Dans la presse burkinabée...

Et ce alors que la situation au Burkina Faso est encore ce matin assez confuse : coup d'état militaire d'un côté, contre-offensive des forces armées loyalistes de l'autre. Et au milieu, l’un des plus anciens quotidiens d'Afrique francophone, L'Observateur Paalga .

Pas facile de choisir un camp et de s'y tenir lorsqu'on est un journal burkinabé, c'est-à-dire fragile. Saluons nos confrères journalistes de l'Observateur Paalga : à la une, la quotidien est très clair : il titre « Coup d'état = félonie ».

Le quotidien parle de la « désinvolture de quelques officiers, sous-officiers et hommes du rang, félons qui ont pris en otage le président Michel Kafando, le 1er ministre, Yacouba Isaac Zida, avant de transformer leur forfaiture déjà gravissime en coup d'état ».

Le tout pour, je cite toujours, « pour flinguer un renouveau démocratique qui était sur de bons rails ». En clair, L'Observateur Paalga prend parti pour la légalité et je lui tire mon chapeau depuis Paris.

Et comme on est tout de même en Afrique, je vais finir cet hommage par un sourire et donc par un proverbe africain cité par le journal : « Les défauts sont semblables à une colline, vous escaladez la vôtre et vous ne voyez que ceux des autres ».

L'histoire du jour à Prague en Tchéquie

Avec cette simple question que je vous pose à tous : jusqu'où doit-on aller pour aider les SDF dans les rues de la capitale tchèque ? Ils seraient entre quatre et six cent mille sans domicile fixe à Prague. La question, posée avec une initiative assez hallucinante, d'une ONG Tchèque.

Faire des SDF praguois, des bornesWiFi vivante : vous prenez un SDF, vous lui mettez un routeur WiFi dans la poche ou dans le sac à dos et vous lui demandez de porter un T-Shirt avec écrit dessus : WiFi gratuit.

Un quart des SDF travaillent, selon l'Insee
Un quart des SDF travaillent, selon l'Insee © MaxPPP / Nicolas Vallauri

Le routeur – et donc le SDF – ont une portée d'une vingtaine de mètres, vous ajoutez quelques prises électriques au dispositif (pour que les Praguois puissent en plus recharger leur smartphones ou leurs tablettes) et le tour est joué.

Pour assurer ce petit service, le SDF a une obligation : rester environ huit heures au même endroit, disons sur la place Wenceslas ou le pont Charles.
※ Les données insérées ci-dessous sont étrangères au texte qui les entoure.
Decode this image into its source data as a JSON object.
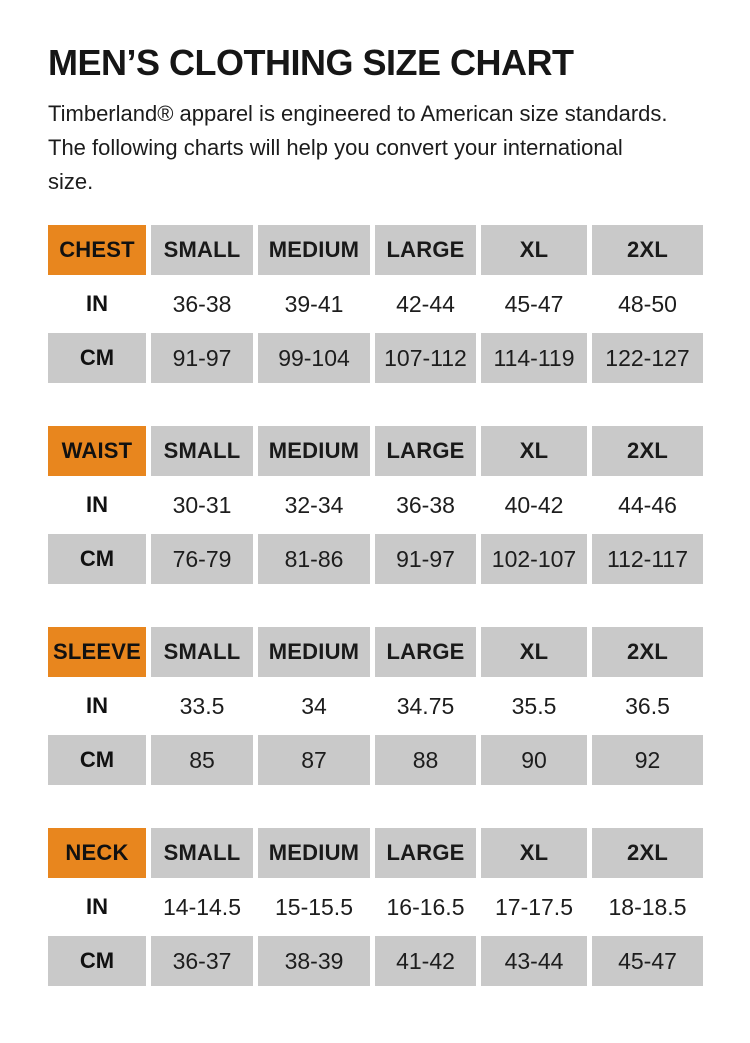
{
  "page": {
    "title": "MEN’S CLOTHING SIZE CHART",
    "intro": "Timberland® apparel is engineered to American size standards. The following charts will help you convert your international size."
  },
  "colors": {
    "accent_orange": "#e8861e",
    "cell_gray": "#c9c9c9",
    "text_black": "#1c1c1c",
    "background": "#ffffff"
  },
  "units": {
    "in": "IN",
    "cm": "CM"
  },
  "size_headers": [
    "SMALL",
    "MEDIUM",
    "LARGE",
    "XL",
    "2XL"
  ],
  "tables": [
    {
      "label": "CHEST",
      "in_values": [
        "36-38",
        "39-41",
        "42-44",
        "45-47",
        "48-50"
      ],
      "cm_values": [
        "91-97",
        "99-104",
        "107-112",
        "114-119",
        "122-127"
      ]
    },
    {
      "label": "WAIST",
      "in_values": [
        "30-31",
        "32-34",
        "36-38",
        "40-42",
        "44-46"
      ],
      "cm_values": [
        "76-79",
        "81-86",
        "91-97",
        "102-107",
        "112-117"
      ]
    },
    {
      "label": "SLEEVE",
      "in_values": [
        "33.5",
        "34",
        "34.75",
        "35.5",
        "36.5"
      ],
      "cm_values": [
        "85",
        "87",
        "88",
        "90",
        "92"
      ]
    },
    {
      "label": "NECK",
      "in_values": [
        "14-14.5",
        "15-15.5",
        "16-16.5",
        "17-17.5",
        "18-18.5"
      ],
      "cm_values": [
        "36-37",
        "38-39",
        "41-42",
        "43-44",
        "45-47"
      ]
    }
  ]
}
En échange, il est logé dans un foyer, habillé, nourri et on lui donne un peu d'argent de poche.

Pour le moment un seul SDF s'est porté volontaire : Radim, SDF depuis 35 ans, vend des fleurs au coin d'une rue de Prague et qui est donc le premier à porter le fameux T-Shirt : Wifi Gratuit.

Lui, ce qu'il en dit, c'est qu'un sou est un sou et un boulot, c'est un boulot même petit : «Qui voudrait m'employer ? sérieusement , ajoute-t-il, avec mon âge et mon arthrose ». L'ONG, elle, n'est pas peu fière de sa trouvaille et essaie de la financer grâce à Internet.

Moins convaincu sont les travailleurs sociaux de la ville de Prague et un sociologue qui travaille avec les SDF depuis des années, Libor Pruky, qui trouve le projet un rien dégradant et surtout très superficiel : travailler avec les SDF c'est du long terme.

A vous de juger, maintenant. Au fait : il y a donc de 4 000 à 6 000 SDF dans les rues de Prague, environ 7 500 dans les rues de Londres et près de 30 000 à Paris. Histoire d'avoir quelques équivalences en tête.